Visually the film is stunningly precisely composed, often
shot in dimly lit smokey bars and clubs in soft focus by William A. Fraker who
was nominated for an Academy Award for his work on the film and he captures the
stark differences between her upstanding daytime image and the neon drenched netherworlds
of the sex clubs and porno theaters she mingles in an out of looking and
searching endlessly for satisfaction to an insatiable impulse.
Artie Kane’s mournful, frankly depressing
original score paints a picture of an unhappy woman wallowing in a Hell entirely
of her making, though a chunk of the film’s soundtrack consists of needle drops
including but not limited to Boz Scaggs, The Commodores, Bill Withers and Diana
Ross, making this soundtrack album somewhat interchangeable with Boogie
Nights’ two soundtrack albums.
Acting wise, this is a firestorm spearheaded by an actress
which, frankly, I didn’t know she had it in her. People who only know her recent cutesy
vanilla romcom roles are in for a brutal, furious shock. Not only does she use every aspect and
feature of her body in a very physically demanding performance of this sex
starved woman, she conjures up some dark emotional weathers that are startling
to behold once unleashed.
Take for
instance her locking of horns with her dominant but devoted father and the two
spar in a fierce shouting match. Seeing
Keaton in the heat of fury reminded me of Beatrice Straight’s still searing
Oscar win for Network as a beleaguered wife who lays down the law with
her cheating husband played by William Holden.

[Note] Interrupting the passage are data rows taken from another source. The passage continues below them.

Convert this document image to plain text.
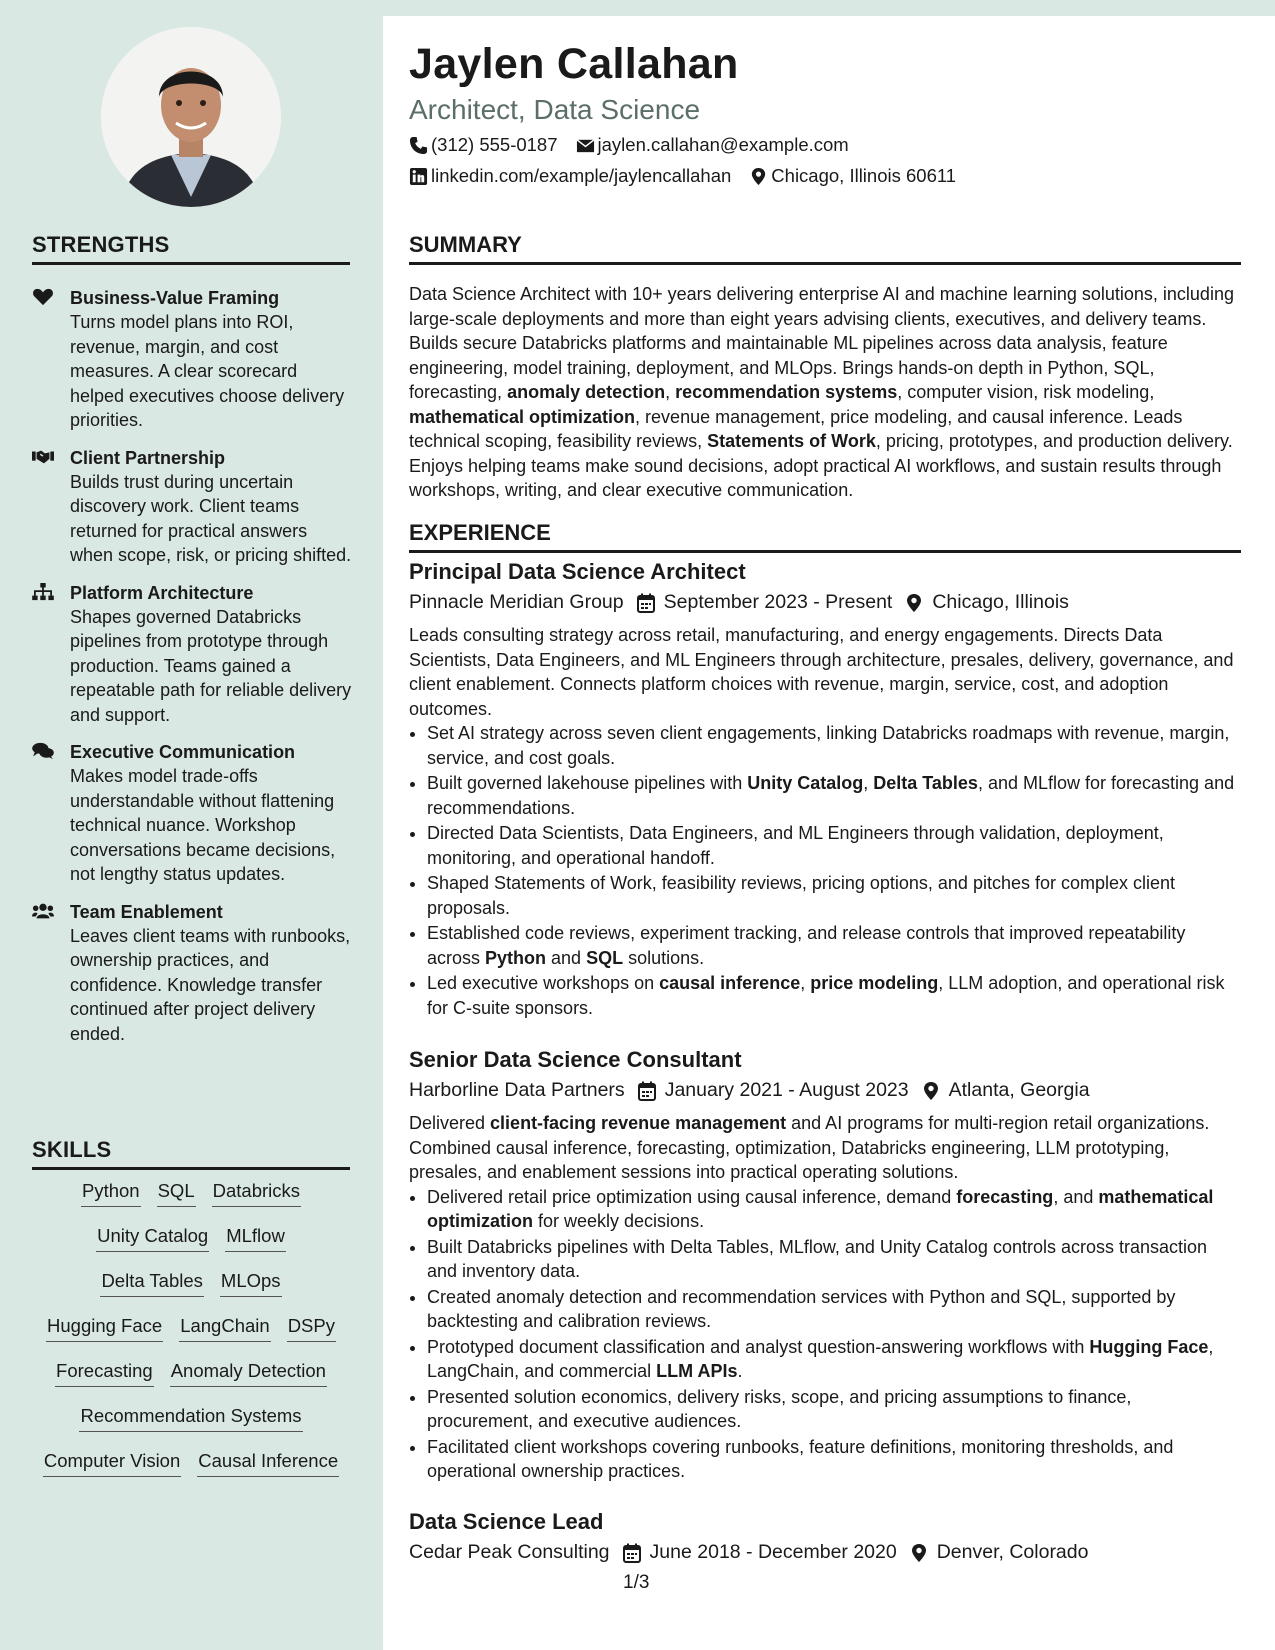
STRENGTHS
Business-Value Framing
Turns model plans into ROI, revenue, margin, and cost measures. A clear scorecard helped executives choose delivery priorities.
Client Partnership
Builds trust during uncertain discovery work. Client teams returned for practical answers when scope, risk, or pricing shifted.
Platform Architecture
Shapes governed Databricks pipelines from prototype through production. Teams gained a repeatable path for reliable delivery and support.
Executive Communication
Makes model trade-offs understandable without flattening technical nuance. Workshop conversations became decisions, not lengthy status updates.
Team Enablement
Leaves client teams with runbooks, ownership practices, and confidence. Knowledge transfer continued after project delivery ended.
SKILLS
Python SQL Databricks
Unity Catalog MLflow
Delta Tables MLOps
Hugging Face LangChain DSPy
Forecasting Anomaly Detection
Recommendation Systems
Computer Vision Causal Inference
Jaylen Callahan
Architect, Data Science
(312) 555-0187 jaylen.callahan@example.com
linkedin.com/example/jaylencallahan Chicago, Illinois 60611
SUMMARY
Data Science Architect with 10+ years delivering enterprise AI and machine learning solutions, including large-scale deployments and more than eight years advising clients, executives, and delivery teams. Builds secure Databricks platforms and maintainable ML pipelines across data analysis, feature engineering, model training, deployment, and MLOps. Brings hands-on depth in Python, SQL, forecasting, anomaly detection, recommendation systems, computer vision, risk modeling, mathematical optimization, revenue management, price modeling, and causal inference. Leads technical scoping, feasibility reviews, Statements of Work, pricing, prototypes, and production delivery. Enjoys helping teams make sound decisions, adopt practical AI workflows, and sustain results through workshops, writing, and clear executive communication.
EXPERIENCE
Principal Data Science Architect
Pinnacle Meridian Group September 2023 - Present Chicago, Illinois
Leads consulting strategy across retail, manufacturing, and energy engagements. Directs Data Scientists, Data Engineers, and ML Engineers through architecture, presales, delivery, governance, and client enablement. Connects platform choices with revenue, margin, service, cost, and adoption outcomes.
• Set AI strategy across seven client engagements, linking Databricks roadmaps with revenue, margin, service, and cost goals.
• Built governed lakehouse pipelines with Unity Catalog, Delta Tables, and MLflow for forecasting and recommendations.
• Directed Data Scientists, Data Engineers, and ML Engineers through validation, deployment, monitoring, and operational handoff.
• Shaped Statements of Work, feasibility reviews, pricing options, and pitches for complex client proposals.
• Established code reviews, experiment tracking, and release controls that improved repeatability across Python and SQL solutions.
• Led executive workshops on causal inference, price modeling, LLM adoption, and operational risk for C-suite sponsors.
Senior Data Science Consultant
Harborline Data Partners January 2021 - August 2023 Atlanta, Georgia
Delivered client-facing revenue management and AI programs for multi-region retail organizations. Combined causal inference, forecasting, optimization, Databricks engineering, LLM prototyping, presales, and enablement sessions into practical operating solutions.
• Delivered retail price optimization using causal inference, demand forecasting, and mathematical optimization for weekly decisions.
• Built Databricks pipelines with Delta Tables, MLflow, and Unity Catalog controls across transaction and inventory data.
• Created anomaly detection and recommendation services with Python and SQL, supported by backtesting and calibration reviews.
• Prototyped document classification and analyst question-answering workflows with Hugging Face, LangChain, and commercial LLM APIs.
• Presented solution economics, delivery risks, scope, and pricing assumptions to finance, procurement, and executive audiences.
• Facilitated client workshops covering runbooks, feature definitions, monitoring thresholds, and operational ownership practices.
Data Science Lead
Cedar Peak Consulting June 2018 - December 2020 Denver, Colorado
1/3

From her angry eyes to her resolute delivery of her lines, you feel this
woman’s passion and it’s a testament to Keaton’s uncharted abilities as an
actress. A shame she hung her hat in
recent years as she is sheer fire in this film.
The screen
introductions for Richard Gere, LeVar Burton and Tom Berenger, the film
launched many careers despite being among the director’s last great
movies. Serving as the inspiration for
Frank Zappa’s Dancin’ Fool as well as name drops from Weird Al, Madonna
and The Simpsons, Looking for Mr. Goodbar possessed that same uncompromising
regard for carrying the story out logically rather than how audiences would
want it as Friedkin’s The Exorcist or even further back Peckinpah’s Straw
Dogs.
Raw, painful and like a wild animal’s claw slashing across
the face, Looking for Mr. Goodbar despite the success and accolades
sadly drifted back into obscurity and is mostly known to moviegoers now by
reputation rather than actual viewing of the film. A shame because like it or not, Brooks’ film
led by Keaton’s brave and daring performance still has the power to shock and
appall viewers and has lost none of its ferocity, melancholy or anger to
time.
A classy, ornate film about
desultory sexual obsession and/or addiction, a true crime story with the names
changed to protect the innocent, and a truly great performance from, yes, one
of the industry’s most gifted actresses, Looking for Mr. Goodbar now on
the streaming service Paramount+ has a chance to be recognized by modern
filmgoers for the indefatigable, shocking masterpiece of 70s cinema from one of
Old Hollywood’s most gifted purveyors that it is. Few if any movies about self-destructive
female sexual liberation have this kind of brass knuckled sucker punch
emotional power. One thing is for sure,
this will stay with you for a really very long time.